Lâchée lousse

À qui appartient mon poil pubien?

Ça fait des millénaires que la mode s’immisce dans nos culottes. Et qu’elle nous pousse parfois à faire des choix extrêmes…

Lache_lousse

Vous faire implanter des poils pubiens, ça vous dirait ? En Corée du Sud et au Japon, c’est très tendance, paraît-il. Prix moyen de l’intervention : 2 000 $.

Ben oui. Après avoir dépensé des milliers de dollars (et souffert le martyre) pour se débarrasser de leur toison intime, des femmes se tapent le chemin inverse. Qui coûte aussi cher et fait probablement encore plus mal.

Étonnant ? Pas tant que ça. Voilà des millénaires que la mode s’immisce dans notre culotte. Et avec elle, le droit, la politique, la religion, l’art, les coutumes, alouette, comme le raconte l’auteure française Diane Ducret. Dans La chair interdite (Albin Michel), elle retrace l’histoire du sexe féminin depuis l’Antiquité. Comment on l’a perçu, vénéré, torturé, contrôlé, traité ou maltraité à travers les âges, les civilisations et les continents.

Crédit photo: Plainpicture/Pictorium

Crédit photo: Plainpicture/Pictorium

Elle en aborde tous les aspects. Dont la délicate et foisonnante question du poil, cet ennemi qu’on déteste et qu’on traque sans relâche, au prix de mille douleurs au portefeuille et ailleurs… Au fil des siècles, les femmes, rivalisant d’ingéniosité et d’imagination, se sont mitonné des crèmes dépilatoires plus efficaces (et dangereuses !) les unes que les autres. Elles ont ainsi inventé des concoctions à base d’arsenic, de gras de porc, de chaux vive ou de térébenthine…

Mais pourquoi donc ? « Le poil est une preuve de notre animalité, dit l’auteure. Il rappelle que le sexe des femmes est soumis au plaisir, au désir. Il est aussi le signe distinctif de l’âge adulte et de la maturité. Il symbolise le pouvoir et le libre arbitre. »

À la Renaissance, en France et en Italie, à la faveur d’un mouvement de libération du « sexe faible », les femmes de la bonne société prennent le contrôle de leur pilosité. L’entrejambe se fait exubérant. On se frise la toison, on la teint et on la tresse, on la pare de rubans et de pierres précieuses (présumons que ces dames ne travaillaient pas aux champs et ne prenaient pas l’autobus). Une manière de revendiquer son corps et son sexe. De faire de la « poilitique », quoi…

Dans l’Antiquité, on rasait l’entrecuisse des femmes adultères avant de les promener, nues, dans les rues. Une manière de les déposséder, de les renvoyer à leur état de petite fille.

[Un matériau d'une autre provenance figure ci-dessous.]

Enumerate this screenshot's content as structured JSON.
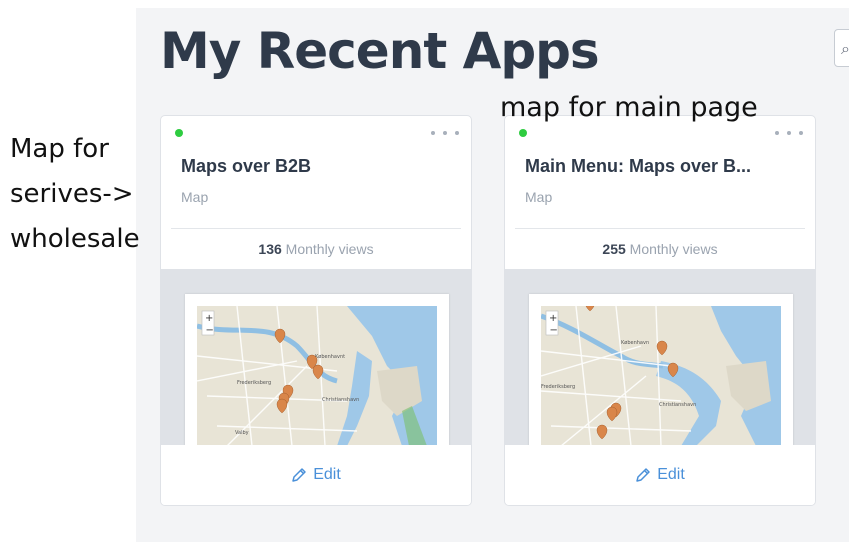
{
  "page": {
    "title": "My Recent Apps",
    "search_icon": "search-icon"
  },
  "notes": {
    "left_lines": [
      "Map for",
      "serives->",
      "wholesale"
    ],
    "right": "map for main page"
  },
  "cards": [
    {
      "title": "Maps over B2B",
      "type": "Map",
      "views_count": "136",
      "views_label": "Monthly views",
      "edit_label": "Edit",
      "status_color": "#2ecc40",
      "map_labels": [
        "Københavnt",
        "Frederiksberg",
        "Valby",
        "Christianshavn"
      ]
    },
    {
      "title": "Main Menu: Maps over B...",
      "type": "Map",
      "views_count": "255",
      "views_label": "Monthly views",
      "edit_label": "Edit",
      "status_color": "#2ecc40",
      "map_labels": [
        "København",
        "Frederiksberg",
        "Christianshavn"
      ]
    }
  ],
  "colors": {
    "accent": "#4a90d9",
    "title": "#2f3a4a",
    "muted": "#9aa3af",
    "status": "#2ecc40",
    "map_water": "#9fc8e8",
    "map_land": "#e8e4d6",
    "marker": "#d9864a"
  }
}
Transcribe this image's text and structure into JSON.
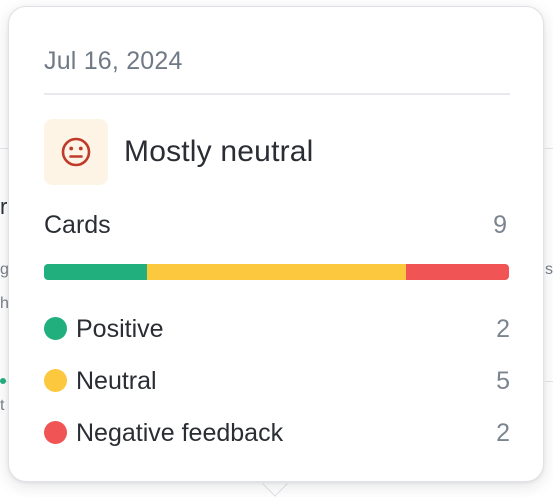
{
  "tooltip": {
    "date": "Jul 16, 2024",
    "mood": {
      "icon": "neutral-face-icon",
      "label": "Mostly neutral",
      "icon_color": "#c0392b",
      "icon_bg": "#fdf4e6"
    },
    "cards": {
      "label": "Cards",
      "count": "9"
    },
    "breakdown": [
      {
        "label": "Positive",
        "value": "2",
        "count": 2,
        "color": "#21b07d"
      },
      {
        "label": "Neutral",
        "value": "5",
        "count": 5,
        "color": "#fcc83d"
      },
      {
        "label": "Negative feedback",
        "value": "2",
        "count": 2,
        "color": "#f05454"
      }
    ]
  },
  "background": {
    "glyphs": [
      "r",
      "g",
      "h",
      "s",
      "t"
    ]
  }
}
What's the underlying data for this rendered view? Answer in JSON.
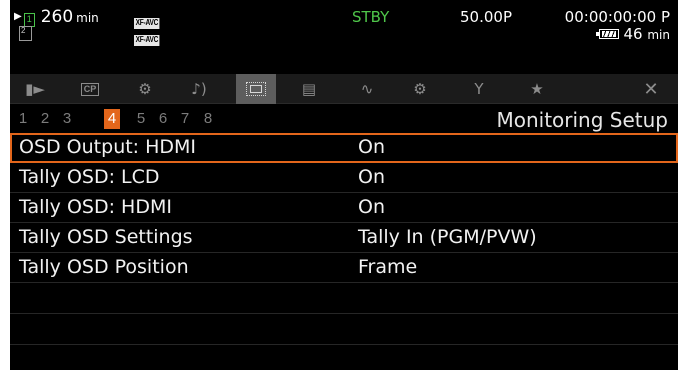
{
  "status_bar": {
    "remaining_time": "260",
    "remaining_unit": "min",
    "format_badges": [
      "XF-AVC",
      "XF-AVC"
    ],
    "slot_number": "1",
    "card2_label": "2",
    "status": "STBY",
    "frame_rate": "50.00P",
    "timecode": "00:00:00:00 P",
    "battery_time": "46",
    "battery_unit": "min"
  },
  "tabs": [
    {
      "name": "camera-icon",
      "glyph": "▸"
    },
    {
      "name": "cp-icon",
      "glyph": "CP"
    },
    {
      "name": "camera-setup-icon",
      "glyph": "⚙"
    },
    {
      "name": "audio-icon",
      "glyph": "♪)"
    },
    {
      "name": "monitoring-icon",
      "glyph": ""
    },
    {
      "name": "recording-icon",
      "glyph": "▤"
    },
    {
      "name": "assist-icon",
      "glyph": "∿"
    },
    {
      "name": "assign-icon",
      "glyph": "⚙"
    },
    {
      "name": "system-icon",
      "glyph": "Y"
    },
    {
      "name": "my-menu-icon",
      "glyph": "★"
    }
  ],
  "close_glyph": "✕",
  "pages": [
    "1",
    "2",
    "3",
    "4",
    "5",
    "6",
    "7",
    "8"
  ],
  "active_page": "4",
  "page_title": "Monitoring Setup",
  "menu_items": [
    {
      "label": "OSD Output: HDMI",
      "value": "On"
    },
    {
      "label": "Tally OSD: LCD",
      "value": "On"
    },
    {
      "label": "Tally OSD: HDMI",
      "value": "On"
    },
    {
      "label": "Tally OSD Settings",
      "value": "Tally In (PGM/PVW)"
    },
    {
      "label": "Tally OSD Position",
      "value": "Frame"
    }
  ],
  "colors": {
    "accent": "#e3661b",
    "status_green": "#4fc64a",
    "background": "#000000"
  }
}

Dans certaines sociétés arabes, l’épouse devait être épilée intégralement en tout temps, comme signe de soumission à son mari. Les nazis rasaient non seulement la tête mais aussi le pubis des prisonniers à leur arrivée dans les camps. Et on a fait de même, à la libération de 1945, avec les femmes jugées coupables d’avoir collaboré avec les Allemands.

Est-ce une raison pour ne pas s’épiler ? « Bien sûr que non, répond Diane Ducret. Mais il est bon de connaître l’histoire. Et de savoir que l’épilation intégrale, présentée ces années-ci comme le summum de la libération, vient de la porno. Réaliser tout ça permet de faire la différence entre ce que nous choisissons vraiment et ce qu’on nous impose… »

En tout cas, ma décision est prise. Pour l’implantation pubienne, je vais passer mon tour.